Now, we open a Linux terminal and send messages to the php-apache service in an infinite loop.

  1. # Please replace http://80.grcaedda.eqfzk1ms.75b8a5.grapps.cn with your actual domain name
  2. while true; do wget -q -O- http://80.grcaedda.eqfzk1ms.75b8a5.grapps.cn ; done

After a minute, we check the status of hpa with the following command:

  1. root@r6dxenial64:~# kubectl get hpa --all-namespaces
  2. NAMESPACE NAME REFERENCE TARGETS MINPODS MAXPODS REPLICAS AGE
  3. 6b981574b23d4073a226cf95faf497e3 a737ffa9edca436fadb609d5b3dab1bd Deployment/5a8e8667d96e194be248f2856dcaedda-deployment 270%/40% 1 10 1 1h

It can be seen that the CPU usage has risen to 270%. This has caused the number of instances to be increased to 4. As shown in the following figure:

Component auto scaling - 图3

reduce load

Now, we stop the above infinite loop running in the Linux terminal to reduce the load on the components.

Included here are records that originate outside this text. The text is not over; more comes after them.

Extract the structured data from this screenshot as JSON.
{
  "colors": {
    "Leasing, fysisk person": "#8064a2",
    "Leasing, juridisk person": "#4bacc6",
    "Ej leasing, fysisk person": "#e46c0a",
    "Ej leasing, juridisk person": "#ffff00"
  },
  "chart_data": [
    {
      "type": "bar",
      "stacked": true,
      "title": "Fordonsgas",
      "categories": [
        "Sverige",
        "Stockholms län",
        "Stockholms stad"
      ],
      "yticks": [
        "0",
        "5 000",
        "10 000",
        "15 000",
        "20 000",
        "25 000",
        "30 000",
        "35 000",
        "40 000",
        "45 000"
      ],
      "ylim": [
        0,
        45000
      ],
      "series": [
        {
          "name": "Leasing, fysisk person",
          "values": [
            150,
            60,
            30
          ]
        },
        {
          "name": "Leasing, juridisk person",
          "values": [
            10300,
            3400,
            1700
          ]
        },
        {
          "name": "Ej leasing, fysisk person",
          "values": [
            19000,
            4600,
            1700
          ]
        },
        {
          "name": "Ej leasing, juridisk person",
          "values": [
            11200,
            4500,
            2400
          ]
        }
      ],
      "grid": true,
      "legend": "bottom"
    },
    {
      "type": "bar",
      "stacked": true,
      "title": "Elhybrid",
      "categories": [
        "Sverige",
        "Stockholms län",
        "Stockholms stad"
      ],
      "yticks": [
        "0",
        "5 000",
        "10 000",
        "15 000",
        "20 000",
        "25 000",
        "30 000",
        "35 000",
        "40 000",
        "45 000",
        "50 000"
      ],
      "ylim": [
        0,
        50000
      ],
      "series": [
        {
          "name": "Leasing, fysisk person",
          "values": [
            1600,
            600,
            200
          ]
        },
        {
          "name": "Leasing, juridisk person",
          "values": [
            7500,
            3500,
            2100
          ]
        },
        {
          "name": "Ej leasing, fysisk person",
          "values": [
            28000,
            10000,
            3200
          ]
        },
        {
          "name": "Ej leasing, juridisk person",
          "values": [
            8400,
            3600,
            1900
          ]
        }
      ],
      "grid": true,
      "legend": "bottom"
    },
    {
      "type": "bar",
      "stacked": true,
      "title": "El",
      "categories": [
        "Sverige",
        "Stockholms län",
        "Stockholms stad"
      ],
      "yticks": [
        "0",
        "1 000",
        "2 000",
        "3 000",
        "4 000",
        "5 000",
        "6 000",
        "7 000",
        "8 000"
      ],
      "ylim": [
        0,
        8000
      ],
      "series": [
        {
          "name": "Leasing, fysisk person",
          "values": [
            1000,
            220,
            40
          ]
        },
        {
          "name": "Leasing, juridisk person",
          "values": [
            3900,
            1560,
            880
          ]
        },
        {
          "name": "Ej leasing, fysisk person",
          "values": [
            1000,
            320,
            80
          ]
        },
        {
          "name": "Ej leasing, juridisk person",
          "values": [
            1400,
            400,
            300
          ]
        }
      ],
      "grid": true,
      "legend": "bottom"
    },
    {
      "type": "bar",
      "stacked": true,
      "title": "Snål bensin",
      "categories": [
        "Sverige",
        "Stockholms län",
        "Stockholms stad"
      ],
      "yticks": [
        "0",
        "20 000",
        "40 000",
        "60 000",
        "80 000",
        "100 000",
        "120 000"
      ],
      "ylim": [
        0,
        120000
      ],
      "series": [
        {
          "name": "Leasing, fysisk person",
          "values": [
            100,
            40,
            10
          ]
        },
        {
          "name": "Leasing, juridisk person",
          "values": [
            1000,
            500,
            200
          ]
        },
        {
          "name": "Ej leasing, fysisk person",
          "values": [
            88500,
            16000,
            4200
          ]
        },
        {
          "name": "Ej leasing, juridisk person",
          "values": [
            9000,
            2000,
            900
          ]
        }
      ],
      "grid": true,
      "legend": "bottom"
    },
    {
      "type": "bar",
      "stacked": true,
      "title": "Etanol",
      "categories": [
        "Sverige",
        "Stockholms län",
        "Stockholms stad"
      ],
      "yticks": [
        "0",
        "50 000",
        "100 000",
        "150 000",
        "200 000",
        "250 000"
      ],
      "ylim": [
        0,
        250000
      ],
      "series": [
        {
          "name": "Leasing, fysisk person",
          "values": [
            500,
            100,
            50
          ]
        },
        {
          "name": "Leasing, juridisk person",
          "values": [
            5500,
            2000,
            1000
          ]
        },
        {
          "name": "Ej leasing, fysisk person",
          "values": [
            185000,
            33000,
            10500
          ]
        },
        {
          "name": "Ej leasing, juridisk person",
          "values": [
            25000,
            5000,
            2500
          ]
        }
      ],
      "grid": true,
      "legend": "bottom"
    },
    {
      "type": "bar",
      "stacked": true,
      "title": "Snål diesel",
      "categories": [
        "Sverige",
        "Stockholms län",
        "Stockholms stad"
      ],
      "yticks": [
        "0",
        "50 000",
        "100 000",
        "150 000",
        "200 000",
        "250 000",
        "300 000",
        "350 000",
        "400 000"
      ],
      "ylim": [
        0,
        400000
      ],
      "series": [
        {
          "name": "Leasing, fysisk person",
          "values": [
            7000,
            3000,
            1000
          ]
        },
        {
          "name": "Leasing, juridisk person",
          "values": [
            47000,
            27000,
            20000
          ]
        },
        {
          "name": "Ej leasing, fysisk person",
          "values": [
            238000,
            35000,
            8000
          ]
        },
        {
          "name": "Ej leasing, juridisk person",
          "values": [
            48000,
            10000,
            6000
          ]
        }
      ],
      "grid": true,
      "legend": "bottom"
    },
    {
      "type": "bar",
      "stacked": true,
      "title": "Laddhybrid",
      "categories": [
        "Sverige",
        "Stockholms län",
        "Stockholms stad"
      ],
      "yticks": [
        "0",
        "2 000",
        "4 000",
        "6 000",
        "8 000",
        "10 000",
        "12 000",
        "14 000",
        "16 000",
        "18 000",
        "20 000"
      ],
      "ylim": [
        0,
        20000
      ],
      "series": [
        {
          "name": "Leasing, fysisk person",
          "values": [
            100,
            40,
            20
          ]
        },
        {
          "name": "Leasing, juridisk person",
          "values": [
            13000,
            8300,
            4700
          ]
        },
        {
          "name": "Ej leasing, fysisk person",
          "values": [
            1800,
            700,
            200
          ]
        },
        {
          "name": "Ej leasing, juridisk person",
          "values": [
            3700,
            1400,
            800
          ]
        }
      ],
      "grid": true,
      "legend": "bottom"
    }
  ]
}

Then, let’s check the status of hpa, as follows:

  1. root@r6dxenial64:~# kubectl get hpa --all-namespaces
  2. NAMESPACE NAME REFERENCE TARGETS MINPODS MAXPODS REPLICAS AGE
  3. 6b981574b23d4073a226cf95faf497e3 a737ffa9edca436fadb609d5b3dab1bd Deployment/5a8e8667d96e194be248f2856dcaedda-deployment 3%/50% 1 10 1 1h

CPU usage dropped to 0, so the number of instances scaled to 1.

Horizontal scaling record

Let’s observe the horizontal scaling record of the component to see what happens in this process. As shown in the following figure:

Component auto scaling - 图4

After we configure the relevant parameters, the horizontal auto-scaling starts to take effect, but the indicator is not ready at this time, so we see two records of failure to obtain the indicator. After we send messages to the component in an infinite loop, the horizontal auto-scaling It is checked that the CPU usage exceeds the target value, and the number of instances is scaled to 4, and then to When we stop sending messages, the load goes down, and the horizontal auto-scaling checks that the CPU usage is lower than the target value, and directly scales the instance The number is stretched to 1.

Rainbond records the instance change process of components, so that operation and maintenance personnel can view the instance changes of components at any time.